O otimismo veio todo do lado do governo. "Estamos preparados para enfrentar o regresso à escola em segurança das nossas crianças e jovens adultos" e Portugal está mais bem preparado do que estava no início da pandemia para enfrentar um "eventual recrudescimento da doença", garantiu a ministra da Saúde, Marta Temido, no final da reunião.

Afirmou que o país tem "mais meios, experiência e conhecimento" embora o contexto seja "naturalmente de grande exigência".

"Temos mais capacidade de testes, mais capacidade de cuidados intensivos, equipas na saúde pública que estão mais preparadas para estas respostas localizadas em trabalho com todos os atores", sublinhou.

Ao lado de Marta Temido, o ministro da Educação, Tiago Brandão Rodrigues, reforçava o discurso. "O que queremos é que as crianças estejam na escola", afirmou, referindo que se está trabalhar nesse sentido.

Mas caso as aulas tenham de ser interrompidas têm de ser "no menor espaço e tempo possível", avisou Tiago Brandão Rodrigues, que assegurou que as escolas estão a fazer tudo para aumentar a segurança e a confiança das famílias.

Apesar de garantir total segurança no arranque do ano letivo, Tiago Brandão Rodrigues sublinhou que o Governo está a criar condições para, se necessário, garantir o ensino à distância e misto.

O ministro revelou que está em curso "um enorme projeto para a digitalização da escola", que estava previsto no programa do Governo e que acelerou devido à pandemia. Afirmou também que em relação ao Estudo em Casa vai haver "novidades".

Antes, toda a oposição - com exceção do PCP que não teve nenhum representante a reagir à reunião dos especialistas - manifestavam preocupação face ao regresso às aulas, que vai acontecer já na próxima semana.

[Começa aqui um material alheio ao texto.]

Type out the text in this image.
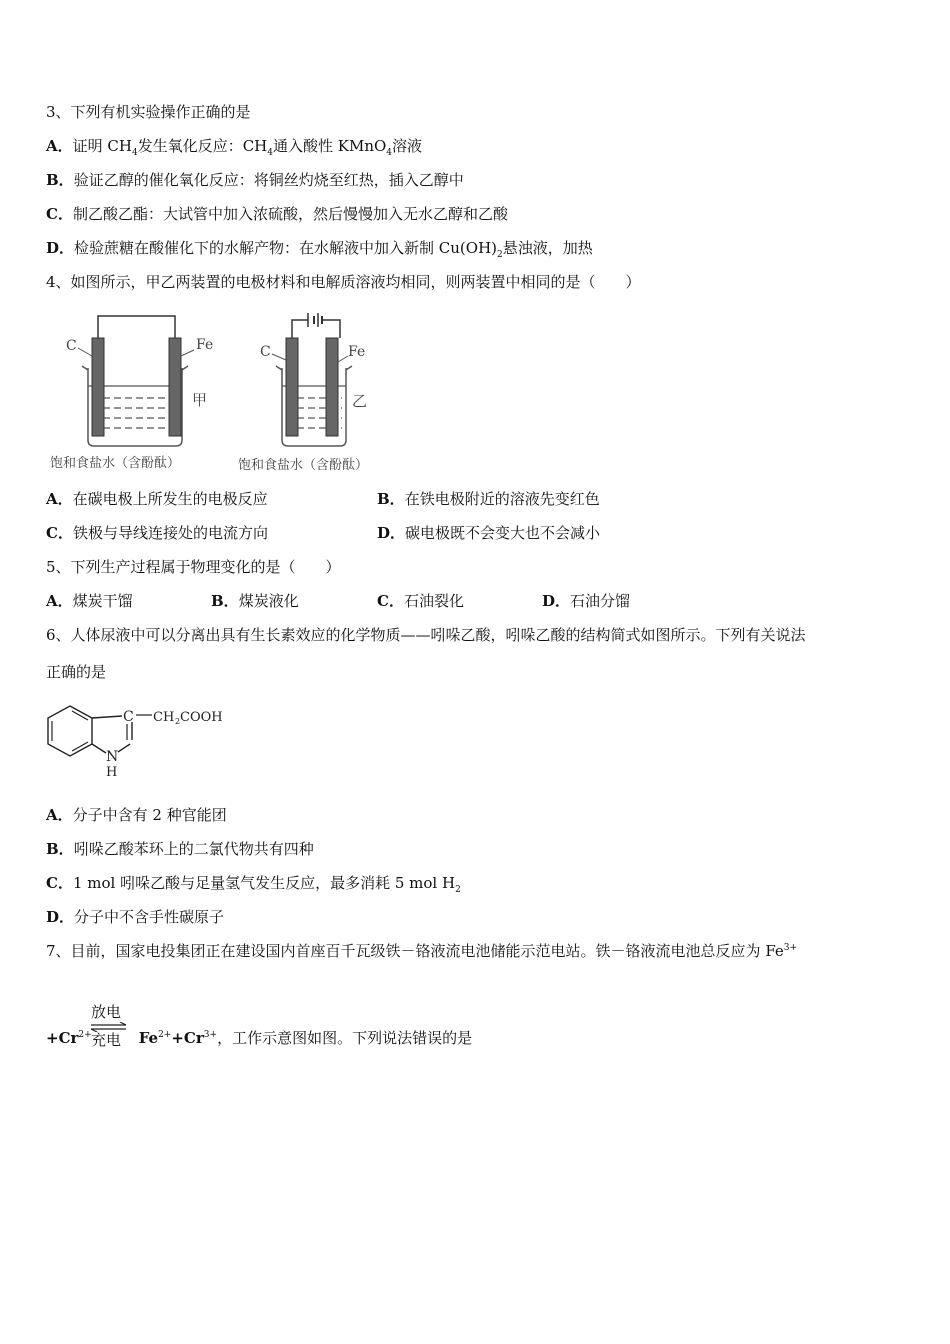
3、下列有机实验操作正确的是
A．证明 $CH_4$发生氧化反应：$CH_4$通入酸性 KMnO$_4$溶液
B．验证乙醇的催化氧化反应：将铜丝灼烧至红热，插入乙醇中
C．制乙酸乙酯：大试管中加入浓硫酸，然后慢慢加入无水乙醇和乙酸
D．检验蔗糖在酸催化下的水解产物：在水解液中加入新制 $Cu(OH)_2$悬浊液，加热
4、如图所示，甲乙两装置的电极材料和电解质溶液均相同，则两装置中相同的是（　　）
C	Fe
甲
饱和食盐水（含酚酞）
C	Fe
乙
饱和食盐水（含酚酞）
A．在碳电极上所发生的电极反应	B．在铁电极附近的溶液先变红色
C．铁极与导线连接处的电流方向	D．碳电极既不会变大也不会减小
5、下列生产过程属于物理变化的是（　　）
A．煤炭干馏	B．煤炭液化	C．石油裂化	D．石油分馏
6、人体尿液中可以分离出具有生长素效应的化学物质——吲哚乙酸，吲哚乙酸的结构简式如图所示。下列有关说法
正确的是
C CH 2 COOH
N
H
A．分子中含有 2 种官能团
B．吲哚乙酸苯环上的二氯代物共有四种
C．1 mol 吲哚乙酸与足量氢气发生反应，最多消耗 5 mol $H_2$
D．分子中不含手性碳原子
7、目前，国家电投集团正在建设国内首座百千瓦级铁－铬液流电池储能示范电站。铁－铬液流电池总反应为 $Fe^{3+}$
$+Cr^{2+}$	$Fe^{2+}+Cr^{3+}$，工作示意图如图。下列说法错误的是
放电
充电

O presidente do PSD, reiterou, aliás, o apelo ao Governo que já tinha feito de manhã, após visitar uma escola em Vila do Conde.

"Era absolutamente vital que o Governo, com as autarquias, câmaras e até juntas de freguesia, criasse um modelo de transporte dos alunos para as escolas de modo a minorar os contactos, que aí até serão com o público em geral", afirmou.

Segundo o líder do PSD, na reunião desta segunda-feira "ficou claro" da exposição dos técnicos que, se for possível "reduzir substancialmente os contactos entre jovens nas escolas", será também um travão à possibilidade de uma segunda onda da pandemia.

"Se nada fizermos, é quase certo que teremos segunda onda", alertou, defendendo que, se nos jovens será impossível uma redução de contactos de 70%, considerou viável uma diminuição para "menos de metade", o que colocaria o país "num patamar razoável de prevenção" quanto a uma segunda onda.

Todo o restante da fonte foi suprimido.